- Born: Helena Wells Charleston, South Carolina
- Occupation: Writer
- Spouse: Edward Whitford
- Parent(s): Robert Mary

= Helena Wells =

American novelist

Helena Wells, later Whitford (1761?–1824) was an American novelist and writer at the end of the eighteenth century.

==Biography==
Helena Wells was born in South Carolina between 1758 and 1765, the daughter of the printer and bookseller Robert (1727/8-1824) and Mary Wells, who had emigrated from Scotland in 1753. "By 1775 he (her father) had earned the enmity of the Charleston community, and in 1777–1778 he responded by moving his family to London. Helena never returned to the land of her birth." She "seems to have been a Loyalist who later served as a governess in London". During the 1780s she worked as a teacher and perhaps as a governess and opened a boardinghouse for “young gentlewomen of fortune” with her sister. Robert became a successful bookbinder, bookseller, and then a printer for The South-Carolina and American General Gazette in 1758. Robert was considered an outspoken and inflexible Loyalist, he and his family moved to London in 1777. Robert was very successful in wartime London, and he got a house in Salisbury Square. After the war, the fortunes were not so great for the family. South Carolina would seize his colonial property and didn't give him a fair compensation. He would die in 1794, insolvent.

According to the Oxford Dictionary of National Biography (ODNB), Wells ran a school in London with her sister from 1789 to 1799, and the subject-matter of Letters on Subjects of Importance to the Happiness of Young Females suggests a switch of career to that of governess.
In 1801 she married Edward Whitford, and had four children.

==Birth date controversy==
Her birth is undocumented, but in "A Memoir of His Life" (1818) by her brother Dr. William Charles Wells, who was born in 1757, wrote that Helena was the youngest surviving Wells child, which means she was born no earlier than 1758. On the other hand, Helena's sister Louisa Susannah Wells (born in 1755) recalled in The Journal of a Voyage from Charlestown, S.C., to London (written in 1779) that at age ten she helped take care of two sick infant sisters. If one of these infants was Helena, she might have been born around 1764. (One or both of the babies mentioned must not have survived infancy.)

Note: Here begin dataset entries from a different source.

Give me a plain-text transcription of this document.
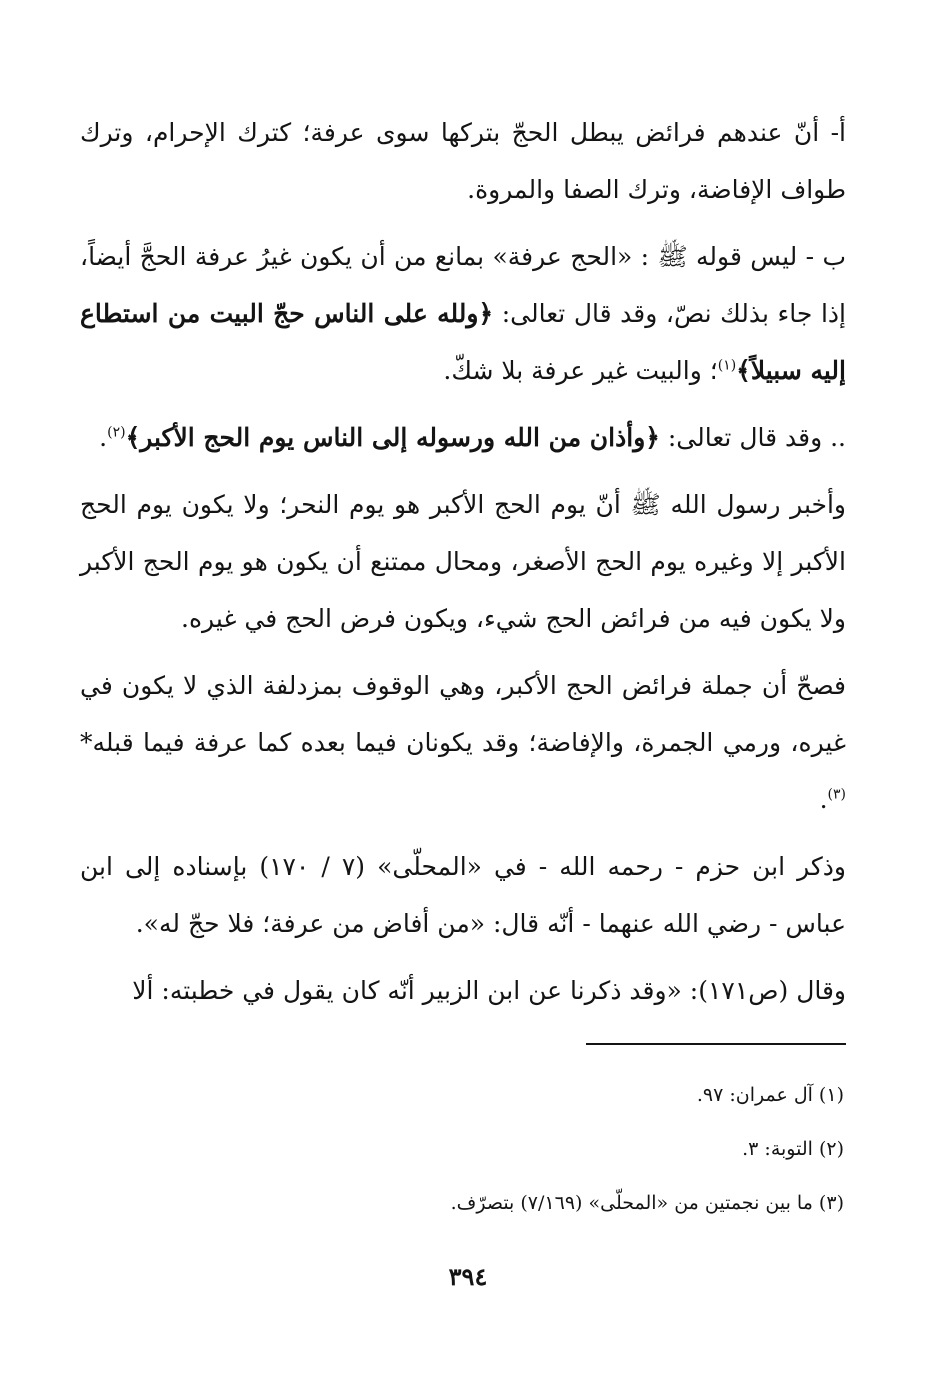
أ- أنّ عندهم فرائض يبطل الحجّ بتركها سوى عرفة؛ كترك الإحرام، وترك طواف الإفاضة، وترك الصفا والمروة.

ب - ليس قوله ﷺ : «الحج عرفة» بمانع من أن يكون غيرُ عرفة الحجَّ أيضاً، إذا جاء بذلك نصّ، وقد قال تعالى: ﴿ولله على الناس حجّ البيت من استطاع إليه سبيلاً﴾$^{(١)}$؛ والبيت غير عرفة بلا شكّ.

.. وقد قال تعالى: ﴿وأذان من الله ورسوله إلى الناس يوم الحج الأكبر﴾$^{(٢)}$.

وأخبر رسول الله ﷺ أنّ يوم الحج الأكبر هو يوم النحر؛ ولا يكون يوم الحج الأكبر إلا وغيره يوم الحج الأصغر، ومحال ممتنع أن يكون هو يوم الحج الأكبر ولا يكون فيه من فرائض الحج شيء، ويكون فرض الحج في غيره.

فصحّ أن جملة فرائض الحج الأكبر، وهي الوقوف بمزدلفة الذي لا يكون في غيره، ورمي الجمرة، والإفاضة؛ وقد يكونان فيما بعده كما عرفة فيما قبله*$^{(٣)}$.

وذكر ابن حزم - رحمه الله - في «المحلّى» (٧ / ١٧٠) بإسناده إلى ابن عباس - رضي الله عنهما - أنّه قال: «من أفاض من عرفة؛ فلا حجّ له».

وقال (ص١٧١): «وقد ذكرنا عن ابن الزبير أنّه كان يقول في خطبته: ألا

(١) آل عمران: ٩٧.

(٢) التوبة: ٣.

(٣) ما بين نجمتين من «المحلّى» (٧/١٦٩) بتصرّف.

٣٩٤
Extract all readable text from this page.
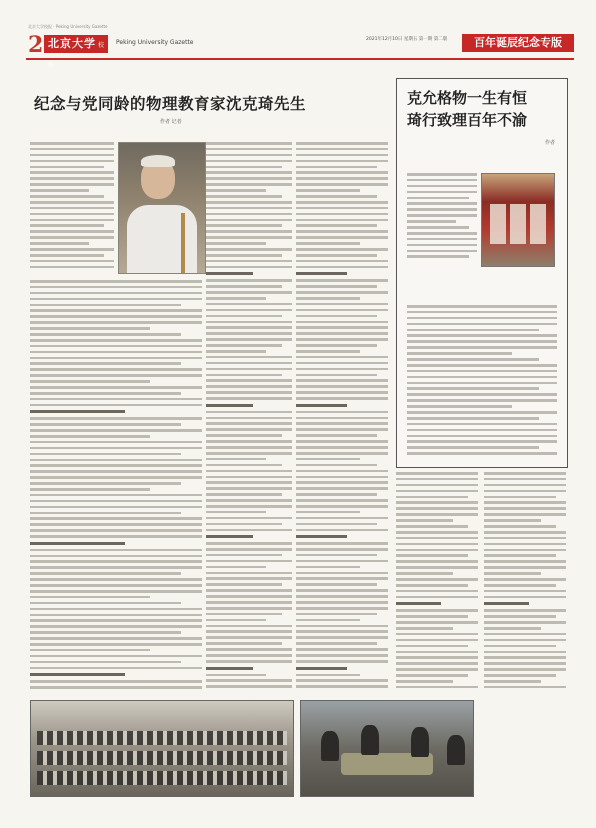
北京大学校报 · Peking University Gazette
2 北京大学 校报
Peking University Gazette	2021年12月10日 星期五 第一期 第二版	百年诞辰纪念专版
纪念与党同龄的物理教育家沈克琦先生
作者 记者
克允格物一生有恒
琦行致理百年不渝
作者
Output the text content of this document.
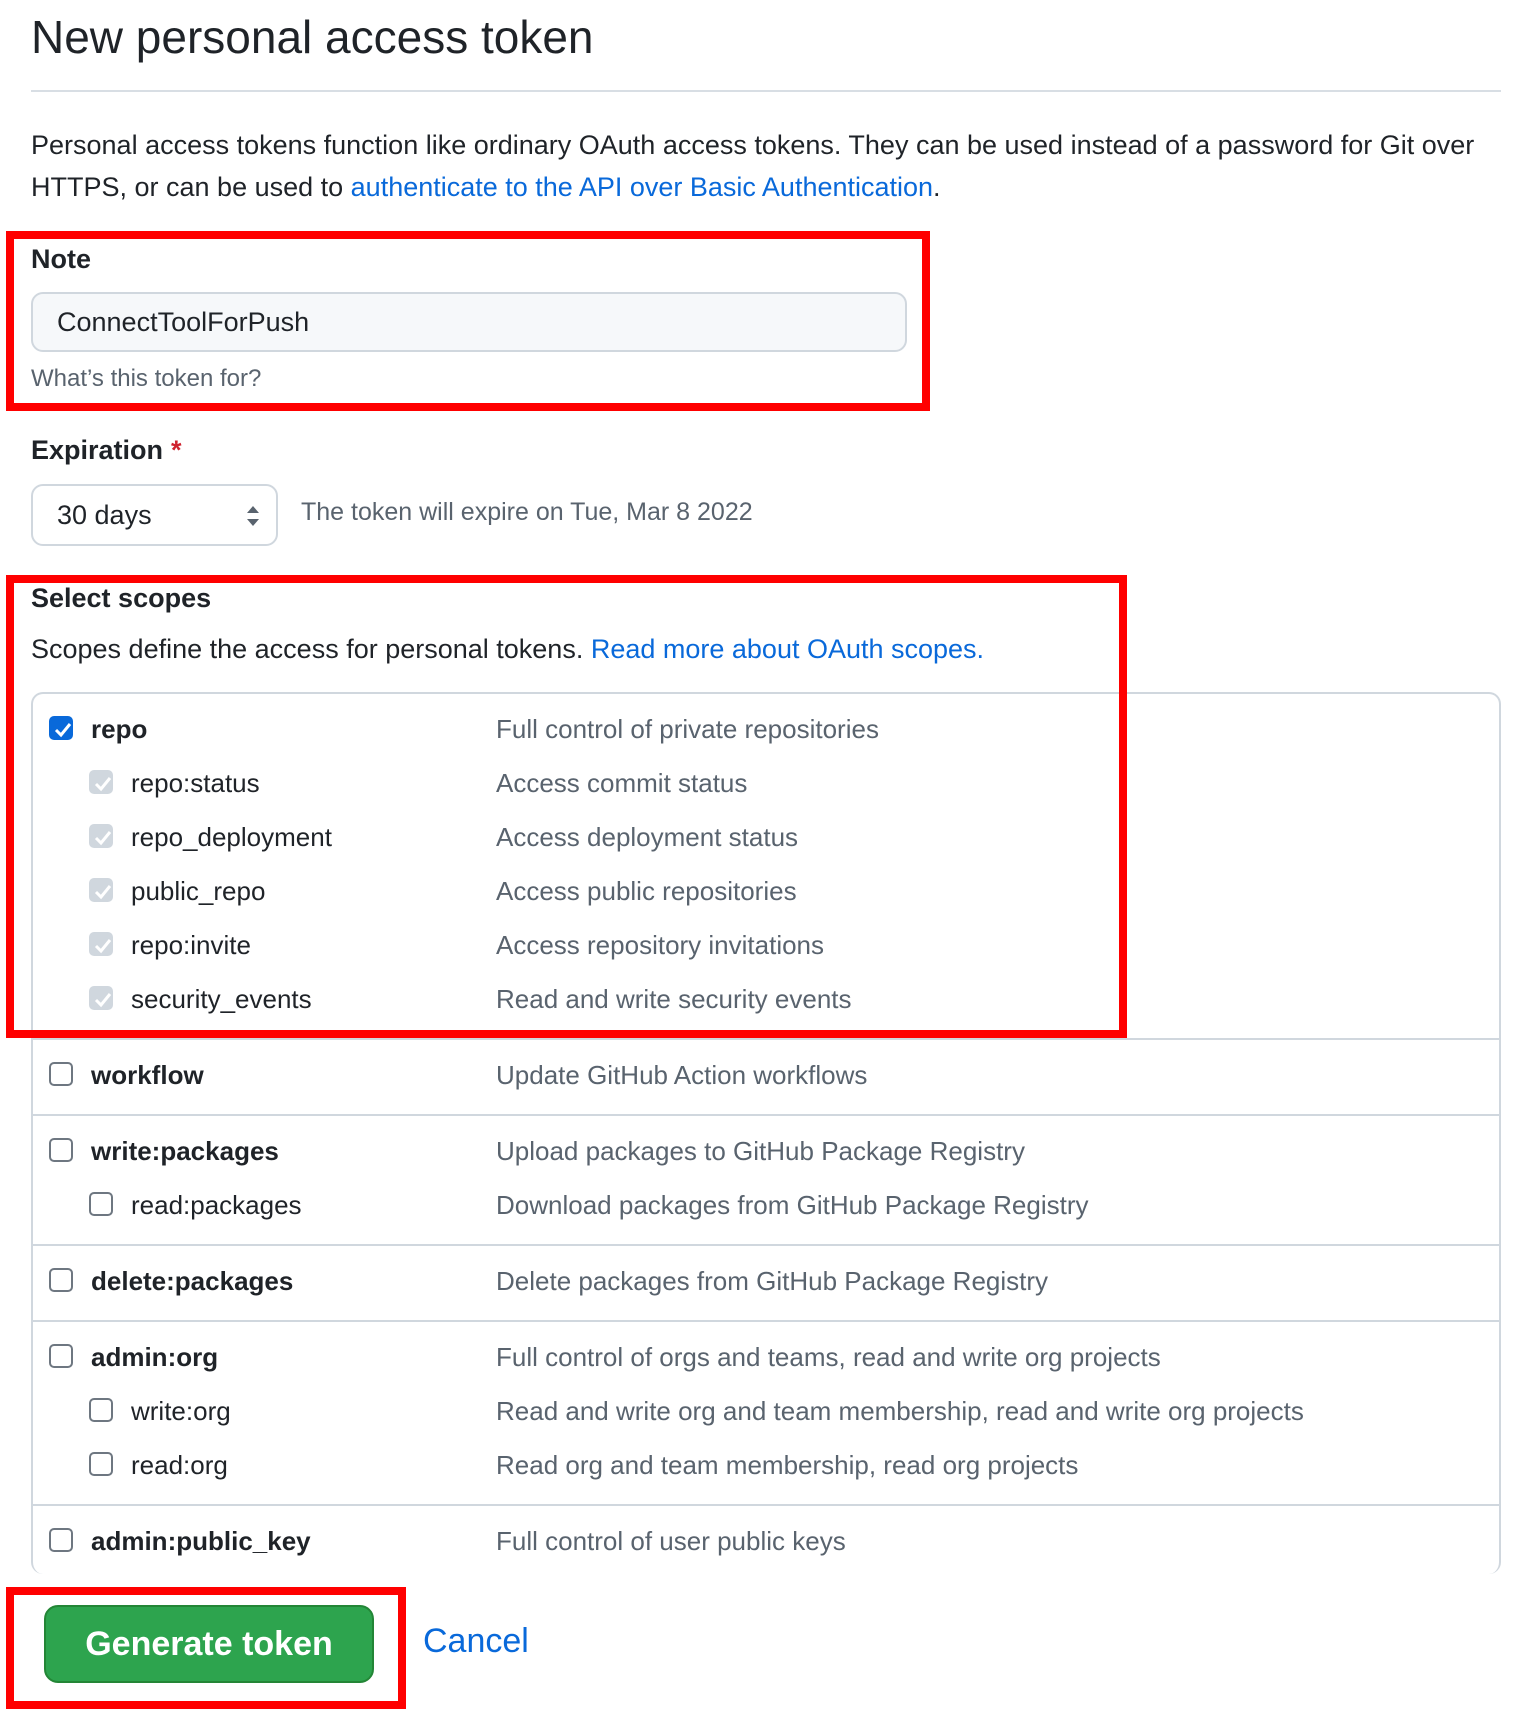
New personal access token
Personal access tokens function like ordinary OAuth access tokens. They can be used instead of a password for Git over HTTPS, or can be used to authenticate to the API over Basic Authentication.
Note
ConnectToolForPush
What’s this token for?
Expiration *
30 days	The token will expire on Tue, Mar 8 2022
Select scopes
Scopes define the access for personal tokens. Read more about OAuth scopes.
repo	Full control of private repositories
repo:status	Access commit status
repo_deployment	Access deployment status
public_repo	Access public repositories
repo:invite	Access repository invitations
security_events	Read and write security events
workflow	Update GitHub Action workflows
write:packages	Upload packages to GitHub Package Registry
read:packages	Download packages from GitHub Package Registry
delete:packages	Delete packages from GitHub Package Registry
admin:org	Full control of orgs and teams, read and write org projects
write:org	Read and write org and team membership, read and write org projects
read:org	Read org and team membership, read org projects
admin:public_key	Full control of user public keys
Generate token	Cancel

In Thoughts and Remarks on Establishing an Institution, for the Support and Education of Unportioned Respectable Females (1809) Helena Wells wrote, "It was in the prime of my life (past thirty), that I attempted to place myself at the head of an establishment to board and educate Young Ladies." (If this passage refers to the project she undertook in 1789, her birth year might be 1758.)

==Works==
Novels
- The Stepmother: a domestic Tale from real life, 1798, 2 vols.
- Constantia Neville; or, The West Indian, 1800. 3 vols.
Non-fiction
- Letters on Subjects of Importance to the Happiness of Young Females, 1799; 2nd edition 1807.
- Thoughts and remarks on establishing an institution for the support and education of unportioned respectable females, 1809.